Authors: Christian Scheffzük, Alexander Frischbutter, Kurt Walther

Abstract
Selected results of strain-texture measurements on composite and monomineralic rocks will be presented and discussed in brief. Experiments were carried out using neutron-TOF- and synchrotron diffraction at the strain/stress diffractometer EPSILON-MDS and the texture diffractometer SKAT at beam line 7A of the pulsed reactor IBR-2 in Dubna (RUS), at the ROBL beamline (ESRF Grenoble, F), as well as at the ENGIN-diffractometer (ISIS, Chilton, UK). The background is to improve our understanding of strain-texture relations controlling deformation processes in rocks.

A dolomite/anhydrite rock which occasionally responds to mechanical impulses with a break down of its structure has been studied with respect to relations between residual strain and texture of the main rock components. The rock texture, derived from its main components, is of orthorhombic symmetry, with one of its plane of symmetry parallel to the rock’s foliation. Residual strain data for anhydrite and dolomite reflect an opposed state regarding both, compression and dilatation. The combined interpretation of the intracrystalline strain and texture data gives reason to suggest that the direction of the occasional impulse may cause the structural break down. That means, micromechanical conditions are probably more important to the special behaviour of the rock than the effects by the hydration of anhydrite.

A superimposed deformed (16-34 GPa) sample, prepared from quartzite and dunite was studied perpendicular to an artificial established interface.

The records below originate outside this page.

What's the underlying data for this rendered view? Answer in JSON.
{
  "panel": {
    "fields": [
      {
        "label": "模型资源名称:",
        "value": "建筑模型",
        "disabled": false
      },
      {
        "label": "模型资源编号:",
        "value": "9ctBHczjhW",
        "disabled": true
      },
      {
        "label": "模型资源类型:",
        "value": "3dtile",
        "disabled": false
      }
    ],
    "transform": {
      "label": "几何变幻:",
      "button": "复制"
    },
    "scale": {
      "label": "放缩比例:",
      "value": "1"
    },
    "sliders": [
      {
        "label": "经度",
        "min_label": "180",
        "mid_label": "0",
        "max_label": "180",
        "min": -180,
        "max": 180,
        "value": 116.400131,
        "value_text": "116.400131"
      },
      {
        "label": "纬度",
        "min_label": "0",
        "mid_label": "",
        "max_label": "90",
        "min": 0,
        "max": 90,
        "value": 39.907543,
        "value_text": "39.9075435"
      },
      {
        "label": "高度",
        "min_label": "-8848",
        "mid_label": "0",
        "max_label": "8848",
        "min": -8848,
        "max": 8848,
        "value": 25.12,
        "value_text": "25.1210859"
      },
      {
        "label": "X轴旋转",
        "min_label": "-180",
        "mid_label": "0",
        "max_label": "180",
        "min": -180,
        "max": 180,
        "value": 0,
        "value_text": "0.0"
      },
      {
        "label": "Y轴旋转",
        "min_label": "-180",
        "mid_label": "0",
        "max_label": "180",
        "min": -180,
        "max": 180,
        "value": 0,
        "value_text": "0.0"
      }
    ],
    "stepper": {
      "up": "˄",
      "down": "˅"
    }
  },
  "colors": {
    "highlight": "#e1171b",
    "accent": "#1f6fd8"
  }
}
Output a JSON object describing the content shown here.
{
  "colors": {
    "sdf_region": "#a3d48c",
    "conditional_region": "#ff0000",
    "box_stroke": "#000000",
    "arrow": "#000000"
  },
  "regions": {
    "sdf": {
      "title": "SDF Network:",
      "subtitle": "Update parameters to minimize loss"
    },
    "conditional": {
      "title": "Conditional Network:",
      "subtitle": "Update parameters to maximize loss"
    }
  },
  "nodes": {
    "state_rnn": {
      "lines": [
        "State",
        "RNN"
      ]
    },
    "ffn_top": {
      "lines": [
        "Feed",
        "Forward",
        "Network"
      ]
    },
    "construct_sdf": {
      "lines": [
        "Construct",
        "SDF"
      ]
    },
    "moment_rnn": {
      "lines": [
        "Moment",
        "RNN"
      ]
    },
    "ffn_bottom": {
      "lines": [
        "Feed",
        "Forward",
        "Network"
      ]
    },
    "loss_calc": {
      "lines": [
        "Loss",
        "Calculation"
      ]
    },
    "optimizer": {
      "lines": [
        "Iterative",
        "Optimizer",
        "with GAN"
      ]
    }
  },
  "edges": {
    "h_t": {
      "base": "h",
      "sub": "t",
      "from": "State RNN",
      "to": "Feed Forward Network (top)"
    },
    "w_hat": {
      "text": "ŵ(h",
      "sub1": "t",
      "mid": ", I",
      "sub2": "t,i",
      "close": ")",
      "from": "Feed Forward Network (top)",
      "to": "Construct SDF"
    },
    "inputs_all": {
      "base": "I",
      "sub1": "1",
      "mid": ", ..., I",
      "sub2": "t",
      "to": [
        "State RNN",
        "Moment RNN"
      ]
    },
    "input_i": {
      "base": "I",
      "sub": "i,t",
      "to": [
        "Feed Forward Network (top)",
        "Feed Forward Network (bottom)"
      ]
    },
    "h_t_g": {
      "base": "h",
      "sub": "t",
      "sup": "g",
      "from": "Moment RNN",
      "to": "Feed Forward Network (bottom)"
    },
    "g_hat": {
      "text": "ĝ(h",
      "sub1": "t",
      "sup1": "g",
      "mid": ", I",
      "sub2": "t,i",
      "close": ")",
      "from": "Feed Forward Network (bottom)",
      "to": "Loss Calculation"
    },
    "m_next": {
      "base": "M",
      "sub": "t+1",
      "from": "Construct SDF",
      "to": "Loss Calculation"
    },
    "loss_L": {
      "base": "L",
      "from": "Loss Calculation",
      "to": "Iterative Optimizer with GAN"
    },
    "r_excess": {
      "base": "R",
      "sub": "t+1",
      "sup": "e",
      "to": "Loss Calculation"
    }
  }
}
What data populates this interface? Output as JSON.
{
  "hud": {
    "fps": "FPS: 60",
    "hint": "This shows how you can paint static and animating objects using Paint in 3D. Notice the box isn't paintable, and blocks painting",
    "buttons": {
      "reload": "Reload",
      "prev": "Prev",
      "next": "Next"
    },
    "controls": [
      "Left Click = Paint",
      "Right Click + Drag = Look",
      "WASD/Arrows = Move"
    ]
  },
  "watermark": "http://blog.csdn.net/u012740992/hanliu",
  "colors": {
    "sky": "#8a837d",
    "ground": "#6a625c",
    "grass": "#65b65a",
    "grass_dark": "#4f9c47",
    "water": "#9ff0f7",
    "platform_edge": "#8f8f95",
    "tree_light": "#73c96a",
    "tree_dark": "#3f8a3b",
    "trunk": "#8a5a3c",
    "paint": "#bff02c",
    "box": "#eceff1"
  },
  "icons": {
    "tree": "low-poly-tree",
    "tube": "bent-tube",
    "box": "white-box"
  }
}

Considerable differences in residual microstrain were determined as the interface was approached: Decreasing tensile and orientation-dependent but uniform residual strain in quartzite is in contrast to weakly increasing and less orientation dependent, tensile residual strain in dunite. Maximum residual tensile strain values were determined for quartz [0001]-orientations, reflecting the non-coaxial, but subordinated component of the texture. Similar results could be derived from experiments using synchrotron radiation. Variations along an investigated scan may be determined at least for quartzite by pre-existing texture. Moreover, tendencies in grain size evolution of scattering crystallites could be evaluated by peak shape analysis. The superimposed deformation produced a new grain structure in dunite, but did not change the older macrostructure of quartzite. Otherwise, grain size of quartzite was reduced about six times more than that of dunite.

A sample of Carrara marble may be characterized by a texture-memory effect: A dominating equigranular microfabric refer to an influence of static recrystallization. Otherwise, the determined type of crystallographic orientation reflects dynamic recrystallization by a well-pronounced fibre-texture. From the geological point of view younger contact metamorphism from Pleistocene granitic intrusions may superimpose dynamic recrystallization fabrics, due to Tertiary alpine tectogenesis.